The research is clear: people don’t generally trust the news media.

Last year, Canadians’ trust in the news media was at its lowest point in seven years. In the United States, a 2022 Pew Research Center survey found that young adults under 30 trust social media information almost as much as national news outlets. Globally, it’s not much better. According to the 2022 Digital News Report from the Reuters Institute at the University of Oxford, trust fell in almost half of the countries in its survey.

What’s to blame for these levels of distrust? Part of the answer can be found in Bias, Bullshit and Lies, a Reuters Institute report that investigates the reasons for low trust in the news media across nine countries. After analyzing thousands of responses, one of the findings indicates that people value a broad range of sources and views, which they feel is where the news media falls short.

Two Toronto Metropolitan University (TMU) researchers have noticed similar trends in news reporting, and are working closely with Novacene to create an algorithm for their Journalism Representation Index (JeRI) – a tool that can “read” a piece of textual journalism to show who is quoted the most in stories, whose voices get the most prominence, and from whose point of view stories are told.

Their ultimate goal is for JeRI to serve as an educational tool for newsrooms across the country – and raise awareness among journalists about the sources, and lack of voices, in their stories to help improve news coverage of traditionally marginalized communities.

From mental health to racial profiling: how sources impact stories

JeRI was born seven years ago. Gavin Adamson, an associate professor at TMU’s School of Journalism, was researching mental health coverage within the news and who the sources were in these stories.

“The kinds of sources may deepen the stigmatizing nature of the news covered – so if you think about cops being sources on stories about people living with mental illness, it immediately sets up a context of crime and violence in that coverage,” he explains. “But think of how different an article can be if you have mental health experts like researchers or doctors. Then, the article might be more about rehabilitation and treatment, or maybe lack of social services.”

That’s when he connected with his colleague Asmaa Malik, a fellow associate professor at TMU’s School of Journalism, who had similar concerns about journalists’ sourcing decisions – particularly on stories related to race.

“When we started to develop (JeRI), we were thinking initially about stories dealing with racial profiling and police carding in Toronto, and who gets quoted in these stories,” Professor Malik explains.

Revealing the sources: developing JeRI’s algorithm

In 2020, the researchers were awarded the Google News Initiative’s North American Innovation Challenge, and received funding to further JeRI’s development.
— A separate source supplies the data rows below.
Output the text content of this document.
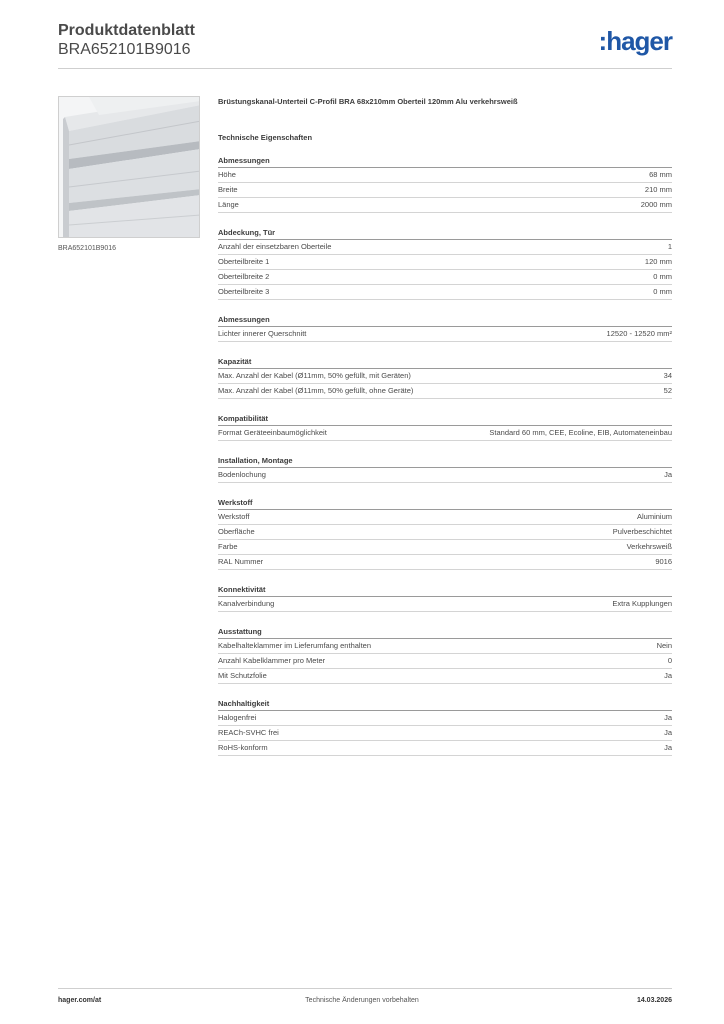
Produktdatenblatt
BRA652101B9016	:hager
BRA652101B9016
Brüstungskanal-Unterteil C-Profil BRA 68x210mm Oberteil 120mm Alu verkehrsweiß
Technische Eigenschaften
Abmessungen
Höhe	68 mm
Breite	210 mm
Länge	2000 mm
Abdeckung, Tür
Anzahl der einsetzbaren Oberteile	1
Oberteilbreite 1	120 mm
Oberteilbreite 2	0 mm
Oberteilbreite 3	0 mm
Abmessungen
Lichter innerer Querschnitt	12520 - 12520 mm²
Kapazität
Max. Anzahl der Kabel (Ø11mm, 50% gefüllt, mit Geräten)	34
Max. Anzahl der Kabel (Ø11mm, 50% gefüllt, ohne Geräte)	52
Kompatibilität
Format Geräteeinbaumöglichkeit	Standard 60 mm, CEE, Ecoline, EIB, Automateneinbau
Installation, Montage
Bodenlochung	Ja
Werkstoff
Werkstoff	Aluminium
Oberfläche	Pulverbeschichtet
Farbe	Verkehrsweiß
RAL Nummer	9016
Konnektivität
Kanalverbindung	Extra Kupplungen
Ausstattung
Kabelhalteklammer im Lieferumfang enthalten	Nein
Anzahl Kabelklammer pro Meter	0
Mit Schutzfolie	Ja
Nachhaltigkeit
Halogenfrei	Ja
REACh-SVHC frei	Ja
RoHS-konform	Ja
hager.com/at	Technische Änderungen vorbehalten	14.03.2026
They have since been partnering with the Winnipeg Free Press, which the professors are using as their target market for JeRI, and are focusing on stories related to Indigenous issues and communities across Canada.

“We re-focused our work in some way but in essence, it’s still the same – looking at stories related underrepresented communities and who speaks for them,” Professor Malik says.
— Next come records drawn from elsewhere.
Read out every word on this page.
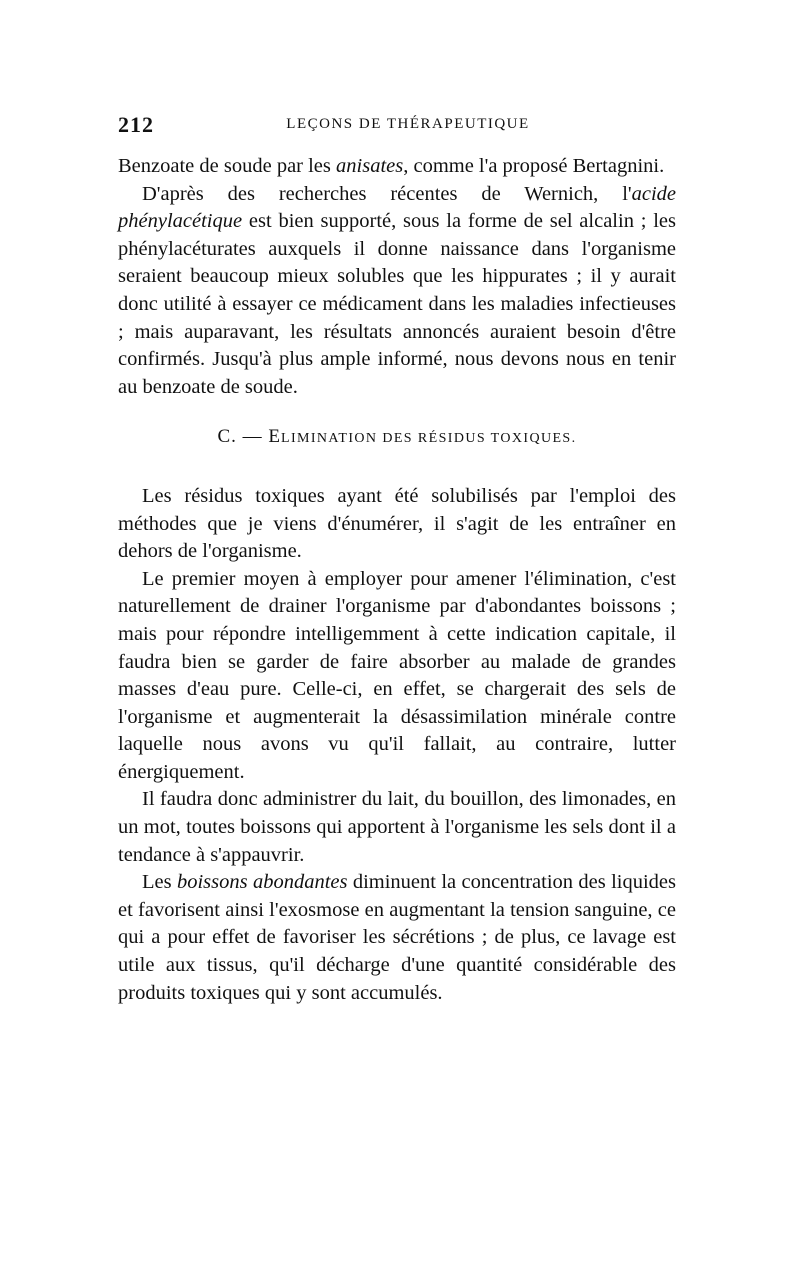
212	LEÇONS DE THÉRAPEUTIQUE

Benzoate de soude par les anisates, comme l'a proposé Bertagnini.

D'après des recherches récentes de Wernich, l'acide phénylacétique est bien supporté, sous la forme de sel alcalin ; les phénylacéturates auxquels il donne naissance dans l'organisme seraient beaucoup mieux solubles que les hippurates ; il y aurait donc utilité à essayer ce médicament dans les maladies infectieuses ; mais auparavant, les résultats annoncés auraient besoin d'être confirmés. Jusqu'à plus ample informé, nous devons nous en tenir au benzoate de soude.

C. — ELIMINATION DES RÉSIDUS TOXIQUES.

Les résidus toxiques ayant été solubilisés par l'emploi des méthodes que je viens d'énumérer, il s'agit de les entraîner en dehors de l'organisme.

Le premier moyen à employer pour amener l'élimination, c'est naturellement de drainer l'organisme par d'abondantes boissons ; mais pour répondre intelligemment à cette indication capitale, il faudra bien se garder de faire absorber au malade de grandes masses d'eau pure. Celle-ci, en effet, se chargerait des sels de l'organisme et augmenterait la désassimilation minérale contre laquelle nous avons vu qu'il fallait, au contraire, lutter énergiquement.

Il faudra donc administrer du lait, du bouillon, des limonades, en un mot, toutes boissons qui apportent à l'organisme les sels dont il a tendance à s'appauvrir.

Les boissons abondantes diminuent la concentration des liquides et favorisent ainsi l'exosmose en augmentant la tension sanguine, ce qui a pour effet de favoriser les sécrétions ; de plus, ce lavage est utile aux tissus, qu'il décharge d'une quantité considérable des produits toxiques qui y sont accumulés.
The research team also needed to develop JeRI’s algorithm that would sort the stories’ sources into “buckets” including politicians, experts, organizational sources, media, and celebrities – identifying which sources have more prominence in articles.

That’s when they turned to Novacene to develop that algorithm.
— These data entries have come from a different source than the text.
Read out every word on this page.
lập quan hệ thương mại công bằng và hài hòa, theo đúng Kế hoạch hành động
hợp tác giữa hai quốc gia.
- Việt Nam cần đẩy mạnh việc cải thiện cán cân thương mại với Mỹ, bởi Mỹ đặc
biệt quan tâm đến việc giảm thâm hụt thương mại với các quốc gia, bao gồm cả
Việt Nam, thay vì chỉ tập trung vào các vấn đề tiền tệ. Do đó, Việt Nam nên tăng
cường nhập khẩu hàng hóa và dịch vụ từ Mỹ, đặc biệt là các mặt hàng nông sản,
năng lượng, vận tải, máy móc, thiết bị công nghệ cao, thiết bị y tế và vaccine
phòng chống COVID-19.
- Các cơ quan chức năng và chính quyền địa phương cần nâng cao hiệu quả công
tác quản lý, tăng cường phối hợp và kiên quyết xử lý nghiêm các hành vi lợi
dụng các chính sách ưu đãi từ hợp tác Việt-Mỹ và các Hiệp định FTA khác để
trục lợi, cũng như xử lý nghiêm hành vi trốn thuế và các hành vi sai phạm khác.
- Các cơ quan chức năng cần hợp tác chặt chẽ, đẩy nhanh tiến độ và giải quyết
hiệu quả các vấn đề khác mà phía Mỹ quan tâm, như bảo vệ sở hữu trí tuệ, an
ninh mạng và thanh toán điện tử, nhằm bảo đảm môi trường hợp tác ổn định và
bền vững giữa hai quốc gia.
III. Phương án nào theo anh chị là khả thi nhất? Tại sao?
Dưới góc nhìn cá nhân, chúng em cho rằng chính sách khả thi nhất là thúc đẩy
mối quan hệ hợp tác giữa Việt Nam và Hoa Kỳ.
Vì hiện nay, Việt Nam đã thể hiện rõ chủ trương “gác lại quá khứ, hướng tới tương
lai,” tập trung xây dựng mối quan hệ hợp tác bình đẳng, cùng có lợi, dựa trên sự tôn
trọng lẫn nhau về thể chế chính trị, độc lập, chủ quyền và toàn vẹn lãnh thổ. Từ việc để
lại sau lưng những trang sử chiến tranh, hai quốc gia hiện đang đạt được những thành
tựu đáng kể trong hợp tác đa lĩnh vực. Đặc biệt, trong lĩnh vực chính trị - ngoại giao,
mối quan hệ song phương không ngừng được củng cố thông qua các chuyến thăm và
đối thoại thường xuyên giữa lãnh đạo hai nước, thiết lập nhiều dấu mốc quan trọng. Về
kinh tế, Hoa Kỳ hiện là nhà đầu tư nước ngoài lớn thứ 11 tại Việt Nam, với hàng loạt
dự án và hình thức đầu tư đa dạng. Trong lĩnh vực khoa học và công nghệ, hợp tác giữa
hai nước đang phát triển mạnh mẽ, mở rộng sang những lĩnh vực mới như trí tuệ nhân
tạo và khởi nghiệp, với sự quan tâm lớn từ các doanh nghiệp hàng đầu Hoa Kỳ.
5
“Novacene is on top of the cutting edge of algorithm development, and that’s where their expertise came into play. We couldn’t have done this project without them,” says Professor Adamson. “We knew we needed to find someone to help us develop this, because we’re not computer science experts. We either would’ve had to find a different partner or maybe found some graduate students, but it would have taken a much, much longer time. It was always the vision to find an ideal partner like Novacene.”

Marcelo Bursztein, founder and CEO of Novacene, says the collaboration was a natural fit for the AI company.

“Novacene was very excited to get on board with this project,” says Bursztein. “As experts in natural language processing, we feel privileged to help researchers shed light on how we can improve journalism practices across the country.”

Establishing accountability and transparency

Professor Malik says that JeRI isn’t meant to be a punitive tool, but rather an educational tool for journalists and newsrooms to help them discover how they are covering a particular story – and, whether they are using a diverse group of sources in their stories.

She adds that JeRI could also be useful for readers as a rule of thumb to understand the quality of the journalism they are reading.

For example, JeRI might show journalists and readers that in stories related to Indigenous issues, police or politicians make up 75 per cent of the sources – which sets a context of crime and violence for the reader.

“So much of journalists’ work has been focused on two words: transparency and accountability,” says Professor Malik. “For us, we think it’s important to focus this lens of accountability and transparency on journalism itself.”